The tooling that reads a STAC Catalog and produces STAC/Zarr outputs expects the input STAC Catalog to contain a STAC Collection with the Item Assets extension defined.

The item_assets definitions are used as the authoritative source for deriving the measurements written to the output Zarr store (native Zarr v3 or Zarr v2 following EOPF conventions).

Note: Collections without item_assets are considered invalid inputs for this tool.

Why item_assets is required

The conversion process produces a Zarr layout of the form:

data.zarr/
└── measurements/
    ├── <measurement-1>/
    ├── <measurement-2>/
    └── ...

Each Zarr measurement group is derived from a corresponding Item Asset definition in the Collection.

The Item Assets extension provides:

The canonical list of measurements to materialize
Stable measurement identifiers (asset keys)
Semantic metadata (title, description, roles)
Media type and band definitions

This avoids relying on:

implicit inspection of Items
asset presence heuristics
dataset-specific assumptions

Expected Collection structure

The input STAC Collection MUST:

Declare the Item Assets extension
Define an item_assets object
Include one entry per measurement to be written

Minimal example:

{
  "type": "Collection",
  "stac_version": "1.1.0",

  "stac_extensions": [
    "https://stac-extensions.github.io/item-assets/v1.0.0/schema.json"
  ],

  "item_assets": {
    "water-bodies": {
      "title": "Water Bodies",
      "description": "Water bodies classification",
      "roles": ["data"],
      "type": "application/vnd.zarr; version=3",
      "bands": [
        {
          "name": "water-bodies",
          "description": "Water bodies classification"
        }
      ]
    },
    "water-bodies-confidence": {
      "title": "Water Bodies Confidence",
      "description": "Confidence of water bodies detection",
      "roles": ["data"],
      "type": "application/vnd.zarr; version=3"
    }
  }
}

How item_assets is used by the tool

For each entry in collection.item_assets:

Item Assets field	Usage in Zarr output
Asset key	Name of the Zarr measurement group
`title`	Zarr group attribute (`title`)
`description`	Zarr group attribute (`description`)
`bands`	Variables created under the measurement group
`roles`	Informational (not mapped to storage layout)
`type`	Validation of expected data model

The tool does not infer measurements from Items.
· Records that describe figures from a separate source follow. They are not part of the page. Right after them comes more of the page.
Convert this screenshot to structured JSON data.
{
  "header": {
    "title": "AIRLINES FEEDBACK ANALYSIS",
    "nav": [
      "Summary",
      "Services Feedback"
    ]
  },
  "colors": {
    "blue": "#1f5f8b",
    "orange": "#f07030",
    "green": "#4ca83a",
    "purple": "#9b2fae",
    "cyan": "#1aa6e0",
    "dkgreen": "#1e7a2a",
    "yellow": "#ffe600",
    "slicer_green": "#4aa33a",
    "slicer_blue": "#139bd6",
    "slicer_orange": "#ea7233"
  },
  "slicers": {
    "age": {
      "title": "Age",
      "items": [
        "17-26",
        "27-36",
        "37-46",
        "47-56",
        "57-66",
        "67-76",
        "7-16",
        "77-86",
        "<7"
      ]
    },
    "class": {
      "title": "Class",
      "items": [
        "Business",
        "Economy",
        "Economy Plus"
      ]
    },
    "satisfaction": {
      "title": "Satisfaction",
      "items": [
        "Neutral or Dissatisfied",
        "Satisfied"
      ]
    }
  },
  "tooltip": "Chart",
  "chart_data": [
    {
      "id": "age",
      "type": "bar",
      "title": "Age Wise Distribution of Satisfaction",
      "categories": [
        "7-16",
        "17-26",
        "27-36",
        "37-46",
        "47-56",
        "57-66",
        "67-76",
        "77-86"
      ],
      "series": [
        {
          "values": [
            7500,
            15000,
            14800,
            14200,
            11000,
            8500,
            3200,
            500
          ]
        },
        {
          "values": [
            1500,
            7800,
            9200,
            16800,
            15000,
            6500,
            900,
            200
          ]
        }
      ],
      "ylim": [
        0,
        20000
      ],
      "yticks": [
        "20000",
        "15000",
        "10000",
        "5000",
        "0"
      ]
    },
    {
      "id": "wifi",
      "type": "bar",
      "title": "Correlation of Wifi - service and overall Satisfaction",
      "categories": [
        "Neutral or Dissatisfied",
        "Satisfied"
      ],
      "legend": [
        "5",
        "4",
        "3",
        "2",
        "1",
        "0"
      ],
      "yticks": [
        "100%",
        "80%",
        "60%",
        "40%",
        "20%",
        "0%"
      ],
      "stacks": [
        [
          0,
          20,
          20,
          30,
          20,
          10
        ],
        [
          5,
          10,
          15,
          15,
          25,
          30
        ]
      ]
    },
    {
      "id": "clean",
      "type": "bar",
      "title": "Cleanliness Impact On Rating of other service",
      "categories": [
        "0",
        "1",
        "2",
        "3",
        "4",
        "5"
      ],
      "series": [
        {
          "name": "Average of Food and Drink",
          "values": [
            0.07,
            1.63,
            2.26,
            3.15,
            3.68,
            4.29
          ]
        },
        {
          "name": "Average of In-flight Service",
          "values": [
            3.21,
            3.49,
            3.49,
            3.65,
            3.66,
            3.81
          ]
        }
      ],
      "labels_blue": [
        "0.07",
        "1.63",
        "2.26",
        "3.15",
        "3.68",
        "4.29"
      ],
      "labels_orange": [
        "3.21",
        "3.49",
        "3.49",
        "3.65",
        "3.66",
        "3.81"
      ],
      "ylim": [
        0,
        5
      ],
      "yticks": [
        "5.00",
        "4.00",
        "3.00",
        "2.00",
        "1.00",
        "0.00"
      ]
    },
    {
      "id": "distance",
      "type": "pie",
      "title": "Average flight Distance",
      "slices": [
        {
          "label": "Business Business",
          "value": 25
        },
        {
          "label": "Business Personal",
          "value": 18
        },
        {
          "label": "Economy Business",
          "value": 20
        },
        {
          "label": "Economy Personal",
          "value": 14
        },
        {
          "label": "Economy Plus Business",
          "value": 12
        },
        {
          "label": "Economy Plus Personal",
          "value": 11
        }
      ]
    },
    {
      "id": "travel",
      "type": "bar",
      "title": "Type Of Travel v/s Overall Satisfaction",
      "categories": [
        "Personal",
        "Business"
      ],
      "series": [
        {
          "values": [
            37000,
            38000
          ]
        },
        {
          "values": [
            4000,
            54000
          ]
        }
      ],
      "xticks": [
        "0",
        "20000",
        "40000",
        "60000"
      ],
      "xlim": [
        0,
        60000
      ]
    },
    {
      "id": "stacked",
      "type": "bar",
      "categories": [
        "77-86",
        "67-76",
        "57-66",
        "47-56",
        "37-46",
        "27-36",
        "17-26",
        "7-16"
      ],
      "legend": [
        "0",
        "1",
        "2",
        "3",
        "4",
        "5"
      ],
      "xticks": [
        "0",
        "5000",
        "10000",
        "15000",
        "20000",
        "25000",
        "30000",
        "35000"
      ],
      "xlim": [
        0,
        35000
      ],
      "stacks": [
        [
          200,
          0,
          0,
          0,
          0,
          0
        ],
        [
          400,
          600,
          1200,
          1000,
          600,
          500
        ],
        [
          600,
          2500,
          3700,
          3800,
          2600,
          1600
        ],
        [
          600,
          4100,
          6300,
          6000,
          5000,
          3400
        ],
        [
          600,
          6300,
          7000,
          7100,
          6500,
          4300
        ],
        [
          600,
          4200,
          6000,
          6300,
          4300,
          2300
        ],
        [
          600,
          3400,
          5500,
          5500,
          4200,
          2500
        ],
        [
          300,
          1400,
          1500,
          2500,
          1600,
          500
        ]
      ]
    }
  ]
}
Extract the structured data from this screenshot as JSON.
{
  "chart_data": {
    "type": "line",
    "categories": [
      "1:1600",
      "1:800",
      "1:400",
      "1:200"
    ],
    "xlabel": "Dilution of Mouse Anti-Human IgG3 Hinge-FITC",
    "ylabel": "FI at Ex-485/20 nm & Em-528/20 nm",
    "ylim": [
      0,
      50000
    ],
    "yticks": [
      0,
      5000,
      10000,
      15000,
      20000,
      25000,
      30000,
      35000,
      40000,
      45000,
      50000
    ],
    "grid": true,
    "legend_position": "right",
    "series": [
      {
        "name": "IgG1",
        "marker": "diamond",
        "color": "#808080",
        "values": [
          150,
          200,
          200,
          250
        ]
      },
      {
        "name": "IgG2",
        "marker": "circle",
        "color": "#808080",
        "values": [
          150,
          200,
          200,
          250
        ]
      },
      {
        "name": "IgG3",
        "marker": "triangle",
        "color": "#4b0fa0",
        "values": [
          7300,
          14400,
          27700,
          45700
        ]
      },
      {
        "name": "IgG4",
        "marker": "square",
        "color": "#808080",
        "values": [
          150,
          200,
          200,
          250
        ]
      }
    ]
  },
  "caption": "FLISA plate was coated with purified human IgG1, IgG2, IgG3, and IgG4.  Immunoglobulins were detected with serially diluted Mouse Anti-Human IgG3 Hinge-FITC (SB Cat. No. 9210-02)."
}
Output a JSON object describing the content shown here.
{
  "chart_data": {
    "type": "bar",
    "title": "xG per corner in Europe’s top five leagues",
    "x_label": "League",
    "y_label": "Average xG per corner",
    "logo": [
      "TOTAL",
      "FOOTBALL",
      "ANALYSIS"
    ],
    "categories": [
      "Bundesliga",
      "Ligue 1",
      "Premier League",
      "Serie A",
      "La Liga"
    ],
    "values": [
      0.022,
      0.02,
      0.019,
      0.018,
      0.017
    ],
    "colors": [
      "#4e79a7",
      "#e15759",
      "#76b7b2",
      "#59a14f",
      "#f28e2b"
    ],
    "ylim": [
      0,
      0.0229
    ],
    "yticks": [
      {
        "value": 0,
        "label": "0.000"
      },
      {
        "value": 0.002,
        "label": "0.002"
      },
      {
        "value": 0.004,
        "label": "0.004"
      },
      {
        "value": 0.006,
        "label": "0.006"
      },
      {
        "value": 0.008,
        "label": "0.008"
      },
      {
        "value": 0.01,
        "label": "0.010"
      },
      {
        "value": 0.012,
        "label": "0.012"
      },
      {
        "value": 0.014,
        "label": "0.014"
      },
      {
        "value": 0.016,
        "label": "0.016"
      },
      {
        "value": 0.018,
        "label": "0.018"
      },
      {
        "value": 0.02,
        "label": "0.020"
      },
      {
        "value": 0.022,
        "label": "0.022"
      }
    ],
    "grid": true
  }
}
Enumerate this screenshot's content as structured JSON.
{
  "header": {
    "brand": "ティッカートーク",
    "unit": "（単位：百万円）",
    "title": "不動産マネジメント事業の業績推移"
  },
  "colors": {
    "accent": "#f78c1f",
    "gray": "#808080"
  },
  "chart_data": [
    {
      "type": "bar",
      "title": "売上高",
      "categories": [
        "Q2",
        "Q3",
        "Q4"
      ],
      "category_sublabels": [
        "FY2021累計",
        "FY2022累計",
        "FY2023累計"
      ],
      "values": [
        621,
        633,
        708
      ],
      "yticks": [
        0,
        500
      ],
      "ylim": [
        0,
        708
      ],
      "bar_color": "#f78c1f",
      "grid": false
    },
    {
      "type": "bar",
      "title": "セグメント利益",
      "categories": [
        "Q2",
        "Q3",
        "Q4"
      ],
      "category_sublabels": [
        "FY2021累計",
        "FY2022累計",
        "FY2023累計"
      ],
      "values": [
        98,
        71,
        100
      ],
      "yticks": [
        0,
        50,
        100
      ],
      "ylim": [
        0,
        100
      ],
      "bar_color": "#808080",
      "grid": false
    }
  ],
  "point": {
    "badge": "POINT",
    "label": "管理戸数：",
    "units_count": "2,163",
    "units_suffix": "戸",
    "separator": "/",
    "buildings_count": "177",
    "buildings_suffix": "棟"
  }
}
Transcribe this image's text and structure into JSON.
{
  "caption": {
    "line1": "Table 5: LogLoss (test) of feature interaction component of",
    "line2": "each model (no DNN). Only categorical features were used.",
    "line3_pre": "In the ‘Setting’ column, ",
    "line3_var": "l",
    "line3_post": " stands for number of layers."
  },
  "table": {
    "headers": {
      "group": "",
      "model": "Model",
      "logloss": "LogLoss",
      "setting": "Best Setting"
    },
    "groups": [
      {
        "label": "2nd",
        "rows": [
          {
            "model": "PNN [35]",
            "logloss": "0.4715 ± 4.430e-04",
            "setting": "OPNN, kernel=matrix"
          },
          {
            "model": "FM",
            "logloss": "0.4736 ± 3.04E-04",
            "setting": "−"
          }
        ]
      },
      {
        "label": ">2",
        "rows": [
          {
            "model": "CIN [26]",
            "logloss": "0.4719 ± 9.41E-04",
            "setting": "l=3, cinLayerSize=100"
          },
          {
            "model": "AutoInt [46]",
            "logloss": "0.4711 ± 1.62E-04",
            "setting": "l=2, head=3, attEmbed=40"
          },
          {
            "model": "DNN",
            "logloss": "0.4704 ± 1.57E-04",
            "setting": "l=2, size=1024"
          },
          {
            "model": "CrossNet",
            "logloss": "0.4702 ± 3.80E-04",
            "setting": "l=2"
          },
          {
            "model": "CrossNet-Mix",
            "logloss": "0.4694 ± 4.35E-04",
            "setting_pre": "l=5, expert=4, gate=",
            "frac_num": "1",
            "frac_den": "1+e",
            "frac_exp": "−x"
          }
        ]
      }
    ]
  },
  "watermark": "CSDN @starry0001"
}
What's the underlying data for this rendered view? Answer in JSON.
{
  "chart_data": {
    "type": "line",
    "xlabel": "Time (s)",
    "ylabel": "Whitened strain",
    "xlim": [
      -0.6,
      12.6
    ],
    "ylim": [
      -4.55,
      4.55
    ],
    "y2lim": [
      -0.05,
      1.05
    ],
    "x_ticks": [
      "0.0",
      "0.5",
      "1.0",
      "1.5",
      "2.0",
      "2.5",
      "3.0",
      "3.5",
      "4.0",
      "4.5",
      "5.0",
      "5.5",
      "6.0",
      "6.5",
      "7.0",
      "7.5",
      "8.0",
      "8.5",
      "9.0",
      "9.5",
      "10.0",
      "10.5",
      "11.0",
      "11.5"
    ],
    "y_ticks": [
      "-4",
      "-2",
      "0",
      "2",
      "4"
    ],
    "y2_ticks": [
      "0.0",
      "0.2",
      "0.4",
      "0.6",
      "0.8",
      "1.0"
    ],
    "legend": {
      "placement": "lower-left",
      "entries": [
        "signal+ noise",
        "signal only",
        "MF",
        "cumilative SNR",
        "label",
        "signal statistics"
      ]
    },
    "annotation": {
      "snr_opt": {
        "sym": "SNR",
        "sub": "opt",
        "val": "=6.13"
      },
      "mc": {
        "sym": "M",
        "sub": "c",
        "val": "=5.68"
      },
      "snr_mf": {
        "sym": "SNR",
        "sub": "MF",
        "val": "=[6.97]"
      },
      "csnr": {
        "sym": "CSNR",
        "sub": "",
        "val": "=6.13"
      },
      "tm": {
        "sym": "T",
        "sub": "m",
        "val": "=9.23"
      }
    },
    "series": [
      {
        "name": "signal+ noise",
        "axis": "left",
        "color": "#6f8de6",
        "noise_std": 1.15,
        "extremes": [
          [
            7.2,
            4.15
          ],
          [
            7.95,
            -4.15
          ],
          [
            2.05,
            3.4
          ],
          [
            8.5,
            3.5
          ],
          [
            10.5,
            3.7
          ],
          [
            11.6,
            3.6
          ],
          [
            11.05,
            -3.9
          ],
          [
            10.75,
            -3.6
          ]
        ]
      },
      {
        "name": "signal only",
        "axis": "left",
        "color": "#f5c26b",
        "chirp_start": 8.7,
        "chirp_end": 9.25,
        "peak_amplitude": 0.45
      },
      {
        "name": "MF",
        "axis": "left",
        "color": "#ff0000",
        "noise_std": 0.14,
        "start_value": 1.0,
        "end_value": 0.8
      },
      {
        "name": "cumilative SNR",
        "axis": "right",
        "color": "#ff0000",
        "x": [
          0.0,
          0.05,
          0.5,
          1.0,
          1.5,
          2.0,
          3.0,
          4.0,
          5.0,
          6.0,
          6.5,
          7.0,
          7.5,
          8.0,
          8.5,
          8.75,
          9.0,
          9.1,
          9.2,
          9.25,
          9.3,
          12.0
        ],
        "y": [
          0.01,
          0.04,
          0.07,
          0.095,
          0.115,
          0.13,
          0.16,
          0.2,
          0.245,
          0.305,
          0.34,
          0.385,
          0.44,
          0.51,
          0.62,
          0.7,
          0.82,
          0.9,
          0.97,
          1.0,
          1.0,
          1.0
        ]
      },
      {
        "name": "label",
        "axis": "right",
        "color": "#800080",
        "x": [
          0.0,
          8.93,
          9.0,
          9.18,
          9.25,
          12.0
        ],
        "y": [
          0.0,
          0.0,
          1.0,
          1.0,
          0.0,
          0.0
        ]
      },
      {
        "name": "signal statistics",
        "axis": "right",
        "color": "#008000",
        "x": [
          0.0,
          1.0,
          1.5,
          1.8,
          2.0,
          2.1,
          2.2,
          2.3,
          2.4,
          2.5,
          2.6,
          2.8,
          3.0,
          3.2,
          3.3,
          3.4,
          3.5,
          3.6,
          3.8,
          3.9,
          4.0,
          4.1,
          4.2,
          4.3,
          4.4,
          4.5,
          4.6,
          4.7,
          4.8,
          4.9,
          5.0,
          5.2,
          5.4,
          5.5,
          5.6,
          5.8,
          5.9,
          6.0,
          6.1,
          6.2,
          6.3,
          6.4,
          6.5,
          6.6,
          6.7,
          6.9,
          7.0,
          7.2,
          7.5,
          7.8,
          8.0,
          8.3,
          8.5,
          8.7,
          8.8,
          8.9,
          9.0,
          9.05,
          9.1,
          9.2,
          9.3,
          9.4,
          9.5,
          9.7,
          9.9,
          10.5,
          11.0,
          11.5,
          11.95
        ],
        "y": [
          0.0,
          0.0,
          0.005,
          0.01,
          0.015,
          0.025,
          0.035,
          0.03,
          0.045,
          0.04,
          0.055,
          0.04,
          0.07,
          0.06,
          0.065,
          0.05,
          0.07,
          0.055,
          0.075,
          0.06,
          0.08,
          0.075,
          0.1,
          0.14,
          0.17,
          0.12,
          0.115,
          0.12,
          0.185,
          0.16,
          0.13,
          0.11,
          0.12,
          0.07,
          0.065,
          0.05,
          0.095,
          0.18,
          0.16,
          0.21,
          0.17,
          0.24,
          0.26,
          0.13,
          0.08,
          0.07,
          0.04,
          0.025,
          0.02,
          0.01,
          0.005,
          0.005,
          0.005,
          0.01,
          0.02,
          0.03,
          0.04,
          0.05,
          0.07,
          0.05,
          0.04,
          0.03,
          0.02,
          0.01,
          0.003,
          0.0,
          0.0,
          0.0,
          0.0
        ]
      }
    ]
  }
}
Only measurements explicitly declared in item_assets are materialized.

Relationship with Items

Items are used only as a source of data
Items MAY contain additional assets
Assets not declared in item_assets are ignored

This allows:

heterogeneous Items
sparse or partial Item coverage
future Item evolution without breaking the Zarr layout

Validation behavior

If any of the following conditions are met, the tool fails fast:

item_assets is missing
an Item Asset key is not found in at least one Item
required band variables cannot be resolved

This ensures the output Zarr store is:

deterministic
schema-driven
reproducible
aligned with the STAC Zarr Best Practices

Rationale (design choice)

Using item_assets as the measurement contract:

aligns with STAC best practices
avoids Item-level duplication
supports Collection-only data models
cleanly maps to EOPF measurements/* layout
works equally well for native and virtual Zarr stores

This approach treats the STAC Collection as the data model and Items as data carriers, which is consistent with datacube-oriented workflows.